As a college athlete, Chris Webber was a first-team All-American and led the Michigan Wolverines' 1991 incoming freshman class known as the Fab Five. They reached the 1992 and 1993 NCAA Men's Division I Basketball Championship games as freshmen and sophomores.
But his fame was short-lived. He was found directly involved in the 2002 Ed Martin scandal which stripped him of his All-American honors by the NCAA. He was found guilty of lying to a jury in the investigation of a gambling operation run by program booster Ed Martin.
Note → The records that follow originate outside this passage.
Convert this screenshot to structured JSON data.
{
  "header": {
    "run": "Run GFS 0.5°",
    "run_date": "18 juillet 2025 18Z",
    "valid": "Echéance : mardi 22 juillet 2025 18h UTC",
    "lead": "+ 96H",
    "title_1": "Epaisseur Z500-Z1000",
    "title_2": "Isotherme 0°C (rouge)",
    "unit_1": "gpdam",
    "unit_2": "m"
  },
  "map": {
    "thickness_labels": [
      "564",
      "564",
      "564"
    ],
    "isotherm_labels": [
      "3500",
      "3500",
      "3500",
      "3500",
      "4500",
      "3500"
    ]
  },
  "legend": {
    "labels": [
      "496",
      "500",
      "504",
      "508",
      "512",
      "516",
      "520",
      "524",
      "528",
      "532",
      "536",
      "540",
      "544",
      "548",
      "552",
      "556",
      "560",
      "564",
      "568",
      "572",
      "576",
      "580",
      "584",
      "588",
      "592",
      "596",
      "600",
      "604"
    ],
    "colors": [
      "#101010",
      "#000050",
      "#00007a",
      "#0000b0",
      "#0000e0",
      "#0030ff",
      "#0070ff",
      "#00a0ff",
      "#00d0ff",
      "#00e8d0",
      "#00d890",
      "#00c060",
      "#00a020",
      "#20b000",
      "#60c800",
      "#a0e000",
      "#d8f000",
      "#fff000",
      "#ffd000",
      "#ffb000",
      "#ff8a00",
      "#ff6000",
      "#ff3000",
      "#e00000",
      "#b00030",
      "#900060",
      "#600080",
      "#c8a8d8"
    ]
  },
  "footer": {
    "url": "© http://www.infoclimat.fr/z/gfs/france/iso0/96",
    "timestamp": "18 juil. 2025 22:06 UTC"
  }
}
Despite the ban, Webber attended the NCAA Men's Division I Basketball Championship game between Michigan and Louisville in order to show his support for the Michigan men's basketball team in its quest for a National Championship.
Chris Webber was drafted to NBA in 1993 where he became the only person apart from Magic Johnson to be selected by the Orlando Magic as the first pick overall draft pick as a sophomore. He was immediately traded to the Golden State Warriors where he made an impressive rookie entry with an average of 17.5 points and 9.1 rebounds per game making him the winner of the NBA Rookie of the Year Award. But due to his beef with the coach Don Nelson, he used his one-year escape clause in his contract in order to be sent to the Washington Bullets(now Washington Wizards). Due to this, he was referred to as a “cry baby” by many critics.
As a true warrior that Chris Webber is, he was able to play great games and patch things up with coach Don Nelson winning back his reputation as a good guy. Webber was named to his first All-Star team in 1997. Despite his good performance on-court, Chris stirred much drama off court damaging his good reputation again. In 1998, the Wizards traded Webber to the Sacramento Kings for his problematic behavior off-court.